Выдвинутый Китаем проект «одного пояса и одного пути» наилучшим образом соответствует принципу синергии в межгосударственных отношениях. Он касается гигантского и политически аморфного пространства, которое охватывает очень разные по размерам, степени развития и культурному укладу страны и не предполагает создания политических блоков. Китай настаивает на том, что участие в этих проектах будет добровольным и выгодным для всех его участников и что все они будут равноправны. Ситуация в своем роде идеальная для синергетического взаимодействия.
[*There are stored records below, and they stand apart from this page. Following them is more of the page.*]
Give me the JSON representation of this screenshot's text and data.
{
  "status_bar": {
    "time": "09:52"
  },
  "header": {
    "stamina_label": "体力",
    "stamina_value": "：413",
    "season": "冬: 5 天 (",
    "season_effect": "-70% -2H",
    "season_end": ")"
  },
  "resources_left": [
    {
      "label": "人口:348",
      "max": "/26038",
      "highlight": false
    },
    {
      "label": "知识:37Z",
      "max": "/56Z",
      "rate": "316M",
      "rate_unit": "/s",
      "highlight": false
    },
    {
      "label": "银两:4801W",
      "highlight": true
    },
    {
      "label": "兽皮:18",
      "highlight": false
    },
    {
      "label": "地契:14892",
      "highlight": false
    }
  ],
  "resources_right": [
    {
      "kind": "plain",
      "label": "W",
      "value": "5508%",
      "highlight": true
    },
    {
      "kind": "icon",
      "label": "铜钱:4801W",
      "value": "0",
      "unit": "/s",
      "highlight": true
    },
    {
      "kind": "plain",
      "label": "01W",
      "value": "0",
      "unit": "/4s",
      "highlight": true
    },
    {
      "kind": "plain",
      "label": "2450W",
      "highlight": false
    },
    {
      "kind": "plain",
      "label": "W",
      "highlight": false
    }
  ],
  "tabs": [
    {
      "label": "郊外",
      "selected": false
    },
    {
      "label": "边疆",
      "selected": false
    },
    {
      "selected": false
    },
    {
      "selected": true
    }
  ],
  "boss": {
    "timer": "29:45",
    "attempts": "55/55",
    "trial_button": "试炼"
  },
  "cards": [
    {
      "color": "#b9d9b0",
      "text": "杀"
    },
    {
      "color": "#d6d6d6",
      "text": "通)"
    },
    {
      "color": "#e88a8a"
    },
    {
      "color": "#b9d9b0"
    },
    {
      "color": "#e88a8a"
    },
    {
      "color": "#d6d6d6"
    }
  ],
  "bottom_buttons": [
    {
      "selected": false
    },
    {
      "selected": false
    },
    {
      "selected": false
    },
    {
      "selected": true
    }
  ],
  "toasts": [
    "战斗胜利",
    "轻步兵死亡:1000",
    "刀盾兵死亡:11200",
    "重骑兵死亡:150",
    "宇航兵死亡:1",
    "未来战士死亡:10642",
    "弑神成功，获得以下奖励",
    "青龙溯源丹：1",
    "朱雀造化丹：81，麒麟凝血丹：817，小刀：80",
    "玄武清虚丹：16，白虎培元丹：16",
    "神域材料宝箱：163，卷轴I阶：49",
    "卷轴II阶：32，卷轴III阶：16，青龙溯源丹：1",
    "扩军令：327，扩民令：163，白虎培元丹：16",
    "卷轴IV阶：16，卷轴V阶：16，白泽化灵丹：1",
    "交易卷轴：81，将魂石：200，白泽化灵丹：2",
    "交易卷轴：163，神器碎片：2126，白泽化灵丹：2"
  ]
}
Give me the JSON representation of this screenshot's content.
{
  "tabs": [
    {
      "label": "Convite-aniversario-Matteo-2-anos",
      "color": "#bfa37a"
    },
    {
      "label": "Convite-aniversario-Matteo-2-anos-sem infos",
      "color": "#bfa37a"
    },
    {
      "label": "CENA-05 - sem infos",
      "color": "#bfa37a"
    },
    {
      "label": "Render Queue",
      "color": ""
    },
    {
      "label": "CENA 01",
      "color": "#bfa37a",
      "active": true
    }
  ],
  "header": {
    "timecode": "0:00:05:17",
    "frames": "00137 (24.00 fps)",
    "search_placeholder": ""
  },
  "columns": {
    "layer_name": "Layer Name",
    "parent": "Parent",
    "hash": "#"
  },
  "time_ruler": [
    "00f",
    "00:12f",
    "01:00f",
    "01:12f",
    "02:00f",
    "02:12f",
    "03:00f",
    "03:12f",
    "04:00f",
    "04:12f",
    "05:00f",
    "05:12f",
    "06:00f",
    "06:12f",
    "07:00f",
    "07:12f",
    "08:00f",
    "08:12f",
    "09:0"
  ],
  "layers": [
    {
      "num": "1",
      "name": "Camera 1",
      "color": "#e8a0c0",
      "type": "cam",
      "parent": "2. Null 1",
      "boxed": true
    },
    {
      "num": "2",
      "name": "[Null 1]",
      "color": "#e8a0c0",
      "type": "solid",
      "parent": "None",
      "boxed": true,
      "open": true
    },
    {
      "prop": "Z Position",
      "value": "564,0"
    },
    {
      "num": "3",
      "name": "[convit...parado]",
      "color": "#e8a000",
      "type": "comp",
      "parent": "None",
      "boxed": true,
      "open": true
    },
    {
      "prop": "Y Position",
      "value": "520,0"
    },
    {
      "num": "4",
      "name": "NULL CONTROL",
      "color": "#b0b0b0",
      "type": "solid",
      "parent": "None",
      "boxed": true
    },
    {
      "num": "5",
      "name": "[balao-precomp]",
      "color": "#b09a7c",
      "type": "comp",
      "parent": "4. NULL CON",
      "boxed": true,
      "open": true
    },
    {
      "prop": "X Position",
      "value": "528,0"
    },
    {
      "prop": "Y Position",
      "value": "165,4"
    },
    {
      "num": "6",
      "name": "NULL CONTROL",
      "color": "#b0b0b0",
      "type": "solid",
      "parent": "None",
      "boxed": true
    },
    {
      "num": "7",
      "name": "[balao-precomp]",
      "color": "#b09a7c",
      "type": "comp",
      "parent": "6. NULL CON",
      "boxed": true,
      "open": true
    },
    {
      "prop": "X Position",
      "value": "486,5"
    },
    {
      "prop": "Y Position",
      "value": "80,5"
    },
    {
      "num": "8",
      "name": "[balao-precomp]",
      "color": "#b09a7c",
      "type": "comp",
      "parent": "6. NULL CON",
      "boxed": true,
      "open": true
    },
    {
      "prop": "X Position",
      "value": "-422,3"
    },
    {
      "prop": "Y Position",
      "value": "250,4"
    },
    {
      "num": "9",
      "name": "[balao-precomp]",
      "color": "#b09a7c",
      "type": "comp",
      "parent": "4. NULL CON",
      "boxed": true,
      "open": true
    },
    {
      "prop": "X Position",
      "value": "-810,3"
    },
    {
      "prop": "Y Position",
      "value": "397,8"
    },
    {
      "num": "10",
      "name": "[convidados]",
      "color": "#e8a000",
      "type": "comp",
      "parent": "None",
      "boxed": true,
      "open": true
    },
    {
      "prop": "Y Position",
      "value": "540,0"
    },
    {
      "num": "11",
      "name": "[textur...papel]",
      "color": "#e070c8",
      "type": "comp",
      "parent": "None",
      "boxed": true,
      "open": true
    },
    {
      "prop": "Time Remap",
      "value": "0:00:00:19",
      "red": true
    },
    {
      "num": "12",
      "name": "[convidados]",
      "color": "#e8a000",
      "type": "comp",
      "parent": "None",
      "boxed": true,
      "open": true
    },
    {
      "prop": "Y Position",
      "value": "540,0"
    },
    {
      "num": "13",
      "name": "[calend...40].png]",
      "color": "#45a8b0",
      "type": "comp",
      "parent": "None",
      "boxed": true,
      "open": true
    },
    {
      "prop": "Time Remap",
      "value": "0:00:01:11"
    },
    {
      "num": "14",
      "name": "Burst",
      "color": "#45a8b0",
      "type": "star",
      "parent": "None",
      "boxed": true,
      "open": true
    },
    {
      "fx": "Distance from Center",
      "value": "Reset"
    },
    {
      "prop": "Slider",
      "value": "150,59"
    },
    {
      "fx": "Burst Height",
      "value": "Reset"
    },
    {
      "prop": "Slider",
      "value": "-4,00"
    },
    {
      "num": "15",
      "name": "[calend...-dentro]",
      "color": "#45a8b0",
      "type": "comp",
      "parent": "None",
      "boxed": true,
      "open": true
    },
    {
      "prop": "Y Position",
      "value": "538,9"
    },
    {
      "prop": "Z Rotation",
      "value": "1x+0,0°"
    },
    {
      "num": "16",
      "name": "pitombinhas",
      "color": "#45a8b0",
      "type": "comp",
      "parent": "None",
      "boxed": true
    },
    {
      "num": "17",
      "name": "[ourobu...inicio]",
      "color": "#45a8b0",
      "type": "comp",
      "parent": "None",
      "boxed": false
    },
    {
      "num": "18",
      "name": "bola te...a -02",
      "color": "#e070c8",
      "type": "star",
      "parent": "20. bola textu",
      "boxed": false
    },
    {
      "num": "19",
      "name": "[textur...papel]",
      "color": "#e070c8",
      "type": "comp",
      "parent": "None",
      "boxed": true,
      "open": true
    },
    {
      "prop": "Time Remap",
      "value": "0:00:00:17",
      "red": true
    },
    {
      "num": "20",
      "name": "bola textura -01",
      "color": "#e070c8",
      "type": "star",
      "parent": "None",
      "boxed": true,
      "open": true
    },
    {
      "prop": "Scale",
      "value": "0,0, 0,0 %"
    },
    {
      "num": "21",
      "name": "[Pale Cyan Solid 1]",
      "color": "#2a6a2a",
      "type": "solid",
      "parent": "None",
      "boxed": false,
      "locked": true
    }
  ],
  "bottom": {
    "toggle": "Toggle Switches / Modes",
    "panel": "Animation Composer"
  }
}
Надо заметить, что принцип синергии наряду с пространством Большой Суши имеет большое значение и для пространства Великого Океана – Тихоокеанского региона. Последний имеет ряд особенностей, которые не позволяют подойти к нему с позиции теории и практики международных отношений, выработанных в рамках континентальных пространств. Он состоит из множества островных государств, очень разнородных, изолированных и в большой степени зависящих от иностранной помощи. Уже в силу их географической удаленности от континентальных держав, не говоря уже о социальном и политическом противодействии на местах, создание прочных связей между отдельными островными государствами и их потенциальными континентальными патронами оказалось невозможным. Тем не менее потребность в иностранных инвестициях и различного рода помощи со стороны крупнейших держав АТР – США, Австралии, Японии, Китая, даже России – остается необходимым условием устойчивого развития Океании.
Последние десятилетия отмечены заметным снижением соперничества между крупнейшими странами Тихоокеанского региона, что не случайно. Пестрое и аморфное сообщество ТР является благоприятным поприщем для неформального – в идеале синергий-ного – сотрудничества между его ведущими державами. Помимо прочего, оно является подходящим регионом для применения уже опробованного в отношениях между КНР и Тайванем практичного правила «сначала делать легкое, потом трудное».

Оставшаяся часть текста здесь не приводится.